Since 2022, China’s 10-year government bond yield has consistently been lower than that of the U.S., with the interest rate gap steadily widening. This environment presents a strategic opportunity for entities seeking RMB financing — issuing panda bonds allows them to capitalize on China’s low interest rates, lower borrowing costs and ease debt burdens. Additionally, tapping into China’s domestic investor base offers diversification, while policy support has further facilitated fundraising efforts.

Offshore companies have played an increasingly vital role in the rapid expansion of the panda bond market. Many issuers are incorporated in offshore jurisdictions such as the Cayman Islands, Bermuda, and the British Virgin Islands, making offshore legal counsels essential in navigating the issuance process.
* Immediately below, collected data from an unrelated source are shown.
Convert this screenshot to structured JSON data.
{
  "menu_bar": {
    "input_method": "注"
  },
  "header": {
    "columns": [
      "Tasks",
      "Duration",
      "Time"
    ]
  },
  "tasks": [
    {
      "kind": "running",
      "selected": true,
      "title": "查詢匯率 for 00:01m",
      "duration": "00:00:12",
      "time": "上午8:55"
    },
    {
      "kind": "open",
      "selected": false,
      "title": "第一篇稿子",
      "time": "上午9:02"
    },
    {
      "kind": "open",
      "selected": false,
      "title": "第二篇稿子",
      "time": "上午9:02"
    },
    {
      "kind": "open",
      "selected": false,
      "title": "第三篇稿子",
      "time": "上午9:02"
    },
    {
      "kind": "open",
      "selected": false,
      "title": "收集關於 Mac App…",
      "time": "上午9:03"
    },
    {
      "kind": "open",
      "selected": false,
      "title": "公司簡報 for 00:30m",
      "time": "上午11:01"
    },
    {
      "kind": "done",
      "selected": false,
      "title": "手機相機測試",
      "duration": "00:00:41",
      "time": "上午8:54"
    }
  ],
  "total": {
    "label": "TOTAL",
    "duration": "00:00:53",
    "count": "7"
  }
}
Their expertise covers due diligence, reviewing key documents (including the offering circular, the application letter and the underwriting agreement), issuing legal opinions and preparing internal approval materials for submission to the People’s Bank of China or registration with the National Association of Financial Market Institutional Investors (“NAFMII”).

Appleby has recently acted as the offshore legal counsel for several issuances of panda bonds, including (i) as Bermuda counsel to China Everbright Water Limited (dual-listed on The Stock Exchange of Hong Kong Limited (“Hong Kong Stock Exchange”) and Singapore Exchange Limited) in connection with its registration of debt financing instruments in the NAFMII with a total registered issue size of up to RMB 8 billion (“Debt Financing Instruments”), and its issuance of the first tranche of medium-term notes in the principal amount of RMB 1.5 billion under the Debt Financing Instruments; (ii) as Cayman Islands counsel to China Resources Building Materials Technology Holdings Limited (listed on the Hong Kong Stock Exchange) on its registration in the NAFMII of medium-term notes with a total registered issue size of up to RMB 15 billion, and its issuance of the first tranche of their medium-term notes for a 3-year term in the principal amount of RMB 1 billion; and (iii) as Cayman Islands counsel to Xinyi Solar Holdings Limited (listed on the Hong Kong Stock Exchange) on its registration with the NAFMII of a proposed issuance of debt financing instruments in the aggregate principal amount of not more than RMB 3 billion, to be traded on the China Interbank Bond Market.

We expect panda bonds to continue serving as a key fundraising tool for international issuers, enabling stakeholders to pursue their strategic objectives with heightened efficiency and effectiveness.